Department of Surgery, Fondazione IRCCS Istituto Nazionale Tumori, Via Venezian, 1 20133 Milan, Italy.
Eur J Cancer. 2013 Oct;49(15):3140-8. doi: 10.1016/j.ejca.2013.05.027. Epub 2013 Jul 4.

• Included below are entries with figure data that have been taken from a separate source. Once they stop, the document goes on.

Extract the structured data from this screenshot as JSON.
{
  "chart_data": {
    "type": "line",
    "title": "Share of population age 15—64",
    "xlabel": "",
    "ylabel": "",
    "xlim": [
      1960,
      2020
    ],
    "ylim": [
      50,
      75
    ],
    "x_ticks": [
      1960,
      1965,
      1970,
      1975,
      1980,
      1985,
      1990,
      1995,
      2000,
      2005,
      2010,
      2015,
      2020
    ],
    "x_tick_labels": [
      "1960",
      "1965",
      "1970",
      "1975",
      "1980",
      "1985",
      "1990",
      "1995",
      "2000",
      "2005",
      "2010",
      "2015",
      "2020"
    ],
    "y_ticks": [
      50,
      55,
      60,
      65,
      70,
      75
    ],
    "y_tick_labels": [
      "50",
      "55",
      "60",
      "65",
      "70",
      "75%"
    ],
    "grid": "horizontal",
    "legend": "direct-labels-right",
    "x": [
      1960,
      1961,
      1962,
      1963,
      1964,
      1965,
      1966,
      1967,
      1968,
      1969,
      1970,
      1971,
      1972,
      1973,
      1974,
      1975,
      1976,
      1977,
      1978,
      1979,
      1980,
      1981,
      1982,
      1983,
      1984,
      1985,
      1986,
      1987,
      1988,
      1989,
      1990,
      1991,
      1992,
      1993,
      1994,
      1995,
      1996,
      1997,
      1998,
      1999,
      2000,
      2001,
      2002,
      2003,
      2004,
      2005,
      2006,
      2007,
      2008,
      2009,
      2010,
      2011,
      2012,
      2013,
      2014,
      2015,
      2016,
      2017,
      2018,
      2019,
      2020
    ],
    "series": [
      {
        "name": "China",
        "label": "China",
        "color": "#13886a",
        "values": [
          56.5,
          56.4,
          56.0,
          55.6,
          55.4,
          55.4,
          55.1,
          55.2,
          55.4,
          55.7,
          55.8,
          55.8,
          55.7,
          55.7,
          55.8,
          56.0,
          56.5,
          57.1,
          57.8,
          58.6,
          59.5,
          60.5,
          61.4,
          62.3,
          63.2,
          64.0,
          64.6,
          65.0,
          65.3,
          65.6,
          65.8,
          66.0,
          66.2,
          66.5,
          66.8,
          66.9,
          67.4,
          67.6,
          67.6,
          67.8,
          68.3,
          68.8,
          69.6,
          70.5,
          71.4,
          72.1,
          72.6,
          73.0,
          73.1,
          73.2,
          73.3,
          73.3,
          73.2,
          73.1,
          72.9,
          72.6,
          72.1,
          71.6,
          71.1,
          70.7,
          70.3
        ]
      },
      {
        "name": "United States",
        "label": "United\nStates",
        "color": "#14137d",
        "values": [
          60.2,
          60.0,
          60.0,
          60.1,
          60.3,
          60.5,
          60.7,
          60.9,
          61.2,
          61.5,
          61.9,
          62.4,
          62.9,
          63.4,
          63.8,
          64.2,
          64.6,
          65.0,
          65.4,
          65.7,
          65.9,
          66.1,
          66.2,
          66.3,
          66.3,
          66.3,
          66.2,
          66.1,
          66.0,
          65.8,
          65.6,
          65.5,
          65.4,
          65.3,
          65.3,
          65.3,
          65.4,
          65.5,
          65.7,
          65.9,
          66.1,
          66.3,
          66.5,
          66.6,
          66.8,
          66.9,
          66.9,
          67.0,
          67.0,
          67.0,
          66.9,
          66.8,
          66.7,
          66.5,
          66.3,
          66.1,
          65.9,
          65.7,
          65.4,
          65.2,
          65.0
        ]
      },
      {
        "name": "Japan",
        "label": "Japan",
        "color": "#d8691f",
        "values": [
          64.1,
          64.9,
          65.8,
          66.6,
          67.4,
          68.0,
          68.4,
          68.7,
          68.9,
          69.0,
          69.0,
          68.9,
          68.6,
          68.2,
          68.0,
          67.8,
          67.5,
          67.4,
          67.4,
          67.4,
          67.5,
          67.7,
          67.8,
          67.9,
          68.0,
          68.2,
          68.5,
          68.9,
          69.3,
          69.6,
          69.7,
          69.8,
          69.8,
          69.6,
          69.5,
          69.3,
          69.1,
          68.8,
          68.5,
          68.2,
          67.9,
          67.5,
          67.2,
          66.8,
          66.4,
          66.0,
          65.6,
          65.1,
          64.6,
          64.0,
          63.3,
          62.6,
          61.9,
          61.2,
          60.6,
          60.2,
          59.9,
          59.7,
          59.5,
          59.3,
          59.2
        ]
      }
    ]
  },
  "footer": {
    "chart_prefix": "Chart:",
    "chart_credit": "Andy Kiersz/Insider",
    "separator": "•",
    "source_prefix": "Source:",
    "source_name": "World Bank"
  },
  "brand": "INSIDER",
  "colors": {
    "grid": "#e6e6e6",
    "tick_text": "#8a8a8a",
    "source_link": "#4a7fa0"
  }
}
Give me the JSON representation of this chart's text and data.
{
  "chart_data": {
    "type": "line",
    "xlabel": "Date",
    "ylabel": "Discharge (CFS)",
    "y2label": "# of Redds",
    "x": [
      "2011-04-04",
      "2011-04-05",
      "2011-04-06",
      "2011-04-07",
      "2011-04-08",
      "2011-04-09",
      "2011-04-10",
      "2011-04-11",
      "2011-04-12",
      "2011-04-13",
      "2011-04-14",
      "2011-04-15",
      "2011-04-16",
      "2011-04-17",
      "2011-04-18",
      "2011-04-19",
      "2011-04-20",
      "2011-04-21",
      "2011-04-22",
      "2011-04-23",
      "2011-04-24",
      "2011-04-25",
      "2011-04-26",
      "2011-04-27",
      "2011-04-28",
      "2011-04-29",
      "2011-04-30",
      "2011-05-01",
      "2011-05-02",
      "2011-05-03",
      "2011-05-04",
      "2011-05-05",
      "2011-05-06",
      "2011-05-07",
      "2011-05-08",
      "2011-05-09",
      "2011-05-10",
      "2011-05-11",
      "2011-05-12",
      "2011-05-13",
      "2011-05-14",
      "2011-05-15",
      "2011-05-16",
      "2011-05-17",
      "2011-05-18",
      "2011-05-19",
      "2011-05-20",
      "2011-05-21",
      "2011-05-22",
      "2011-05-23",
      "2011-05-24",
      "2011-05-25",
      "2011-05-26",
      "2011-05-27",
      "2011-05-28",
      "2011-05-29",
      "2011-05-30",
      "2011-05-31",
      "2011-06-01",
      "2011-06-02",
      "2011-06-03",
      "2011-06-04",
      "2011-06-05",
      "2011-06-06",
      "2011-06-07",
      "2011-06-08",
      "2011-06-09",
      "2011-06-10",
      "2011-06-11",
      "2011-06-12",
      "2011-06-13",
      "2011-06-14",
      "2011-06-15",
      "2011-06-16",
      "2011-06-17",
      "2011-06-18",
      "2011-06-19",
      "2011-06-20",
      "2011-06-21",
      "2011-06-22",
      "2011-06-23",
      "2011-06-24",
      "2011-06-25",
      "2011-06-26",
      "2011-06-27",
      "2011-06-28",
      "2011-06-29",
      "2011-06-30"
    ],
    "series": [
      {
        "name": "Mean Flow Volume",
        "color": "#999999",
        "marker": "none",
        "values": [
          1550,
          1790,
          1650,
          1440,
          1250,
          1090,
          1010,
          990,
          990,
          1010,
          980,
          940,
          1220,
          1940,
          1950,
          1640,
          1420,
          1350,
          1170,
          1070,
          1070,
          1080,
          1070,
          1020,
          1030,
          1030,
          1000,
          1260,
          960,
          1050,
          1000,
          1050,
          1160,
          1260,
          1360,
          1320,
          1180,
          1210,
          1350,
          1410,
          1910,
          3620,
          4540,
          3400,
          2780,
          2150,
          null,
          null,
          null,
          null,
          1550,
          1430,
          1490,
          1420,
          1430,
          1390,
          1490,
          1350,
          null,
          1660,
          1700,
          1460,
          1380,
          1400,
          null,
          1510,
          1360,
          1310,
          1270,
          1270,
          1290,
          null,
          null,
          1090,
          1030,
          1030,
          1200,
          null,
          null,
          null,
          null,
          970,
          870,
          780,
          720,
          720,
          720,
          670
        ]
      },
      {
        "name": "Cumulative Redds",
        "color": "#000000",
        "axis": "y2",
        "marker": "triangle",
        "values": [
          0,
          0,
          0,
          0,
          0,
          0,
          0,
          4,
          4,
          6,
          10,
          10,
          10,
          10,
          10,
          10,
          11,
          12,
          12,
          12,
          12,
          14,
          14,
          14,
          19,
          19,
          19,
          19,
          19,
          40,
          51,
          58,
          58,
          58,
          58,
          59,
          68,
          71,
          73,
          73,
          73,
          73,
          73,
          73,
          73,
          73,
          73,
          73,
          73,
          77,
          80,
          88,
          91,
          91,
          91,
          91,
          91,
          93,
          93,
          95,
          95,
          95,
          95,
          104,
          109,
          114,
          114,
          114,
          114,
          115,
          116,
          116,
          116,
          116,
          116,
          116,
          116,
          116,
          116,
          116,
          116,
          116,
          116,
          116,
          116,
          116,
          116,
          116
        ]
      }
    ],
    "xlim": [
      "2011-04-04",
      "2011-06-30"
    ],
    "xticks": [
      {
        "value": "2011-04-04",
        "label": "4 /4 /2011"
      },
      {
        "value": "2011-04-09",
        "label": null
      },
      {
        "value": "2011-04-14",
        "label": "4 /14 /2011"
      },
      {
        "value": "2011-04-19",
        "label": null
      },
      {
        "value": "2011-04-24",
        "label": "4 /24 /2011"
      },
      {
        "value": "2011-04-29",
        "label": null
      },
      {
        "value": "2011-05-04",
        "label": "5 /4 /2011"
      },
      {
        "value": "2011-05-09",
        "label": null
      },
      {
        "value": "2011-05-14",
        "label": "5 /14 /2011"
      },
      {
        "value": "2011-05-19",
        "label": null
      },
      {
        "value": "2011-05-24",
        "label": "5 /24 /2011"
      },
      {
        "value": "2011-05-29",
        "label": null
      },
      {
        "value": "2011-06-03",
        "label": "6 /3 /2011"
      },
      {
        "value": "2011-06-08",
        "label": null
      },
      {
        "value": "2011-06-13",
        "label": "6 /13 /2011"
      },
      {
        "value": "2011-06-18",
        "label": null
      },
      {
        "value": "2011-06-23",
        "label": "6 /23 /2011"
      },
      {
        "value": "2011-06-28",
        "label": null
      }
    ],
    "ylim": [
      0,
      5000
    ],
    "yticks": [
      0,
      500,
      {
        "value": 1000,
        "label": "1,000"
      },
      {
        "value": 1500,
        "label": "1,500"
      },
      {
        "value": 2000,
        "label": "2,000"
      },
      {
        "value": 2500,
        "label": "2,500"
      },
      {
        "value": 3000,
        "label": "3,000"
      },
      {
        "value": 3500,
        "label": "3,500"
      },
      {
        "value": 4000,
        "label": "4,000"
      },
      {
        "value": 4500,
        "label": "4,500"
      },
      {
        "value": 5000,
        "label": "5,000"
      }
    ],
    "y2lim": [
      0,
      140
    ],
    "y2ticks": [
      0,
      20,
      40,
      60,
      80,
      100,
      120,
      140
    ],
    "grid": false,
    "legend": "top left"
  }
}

Prognosis of diffuse malignant peritoneal mesothelioma (DMPM) has been recently improved by cytoreductive surgery and hyperthermic intraperitoneal chemotherapy (HIPEC). As with other peritoneal surface malignancies, the survival benefit is maximal when a complete surgical cytoreduction is achieved, but additional factors predicting long-term outcome are still poorly understood. We sought to investigate outcome and prognostic factors in patients with DMPM treated by complete cytoreduction and HIPEC.
From a prospective database, we selected 108 patients with DMPM undergoing complete cytoreduction (residual tumour nodules ≤2.5 mm) and closed-abdomen HIPEC with cisplatin and doxorubicin or mitomycin-C. Twenty-seven patient-, tumour- and treatment-related variables were assessed by multivariate analysis with respect to overall (OS) and progression-free (PFS) survival. A panel of immunohistochemical markers was tested.
Operative mortality was 1.9% and major morbidity 38.9%. Median follow-up was 48.8 months (95% confidence interval (CI) 37.1-60.6). Median OS and PFS were 63.2 months (95%CI 29.6-96.7) and 25.1 months (95%CI 5.1-45.1). The survival curve reached a plateau after 7 years, representing 19 actual survivors of 39 patients (43.6%) with potential follow-up ≥7 years. Cytokeratin 5/6, calretinin, Wilms tumour-1 (WT-1), podoplanin and epithelial growth factor receptor (EGFR) were mostly positive. At multivariate analysis, epithelial histological subtype, negative lymph-nodes, ≤10% Ki67-positive cells correlated with both increased OS and PFS. Positive podoplanin correlated to increased PFS.
After complete cytoreduction and HIPEC, prognosis of DMPM is primarily dependent on pathologic and biologic features. Patients with DMPM surviving ≥7 years appeared to be cured. Cure rate was 43.6%. Proliferative index and podoplanin may be used for prognostic stratification.
细胞减灭术和腹腔热灌注化疗(HIPEC)最近改善了弥漫性恶性腹膜间皮瘤(DMPM)的预后。与其他腹膜表面恶性肿瘤一样,当达到完全手术细胞减灭时,生存获益最大,但仍不清楚其他预测长期预后的因素。我们旨在研究接受完全细胞减灭术和 HIPEC 治疗的 DMPM 患者的结局和预后因素。
从前瞻性数据库中,我们选择了 108 例接受完全细胞减灭术(残留肿瘤结节≤2.5mm)和闭合腹部 HIPEC 的 DMPM 患者,使用顺铂和阿霉素或丝裂霉素 C。通过多变量分析评估了 27 个患者、肿瘤和治疗相关变量与总生存期(OS)和无进展生存期(PFS)的关系。还测试了一组免疫组化标志物。
手术死亡率为 1.9%,主要发病率为 38.9%。中位随访时间为 48.8 个月(95%置信区间[CI]37.1-60.6)。中位 OS 和 PFS 分别为 63.2 个月(95%CI29.6-96.7)和 25.1 个月(95%CI5.1-45.1)。生存曲线在 7 年后达到平台期,代表 39 例中有 19 例实际幸存者(43.6%)的潜在随访时间≥7 年。细胞角蛋白 5/6、钙视网膜蛋白、Wilms 肿瘤-1(WT-1)、足突蛋白和表皮生长因子受体(EGFR)大多为阳性。多变量分析显示,上皮组织学亚型、阴性淋巴结、Ki67 阳性细胞≤10%与 OS 和 PFS 增加相关。足突蛋白阳性与 PFS 增加相关。
在完全细胞减灭术和 HIPEC 后,DMPM 的预后主要取决于病理和生物学特征。DMPM 存活≥7 年的患者似乎已治愈。治愈率为 43.6%。增殖指数和足突蛋白可用于预后分层。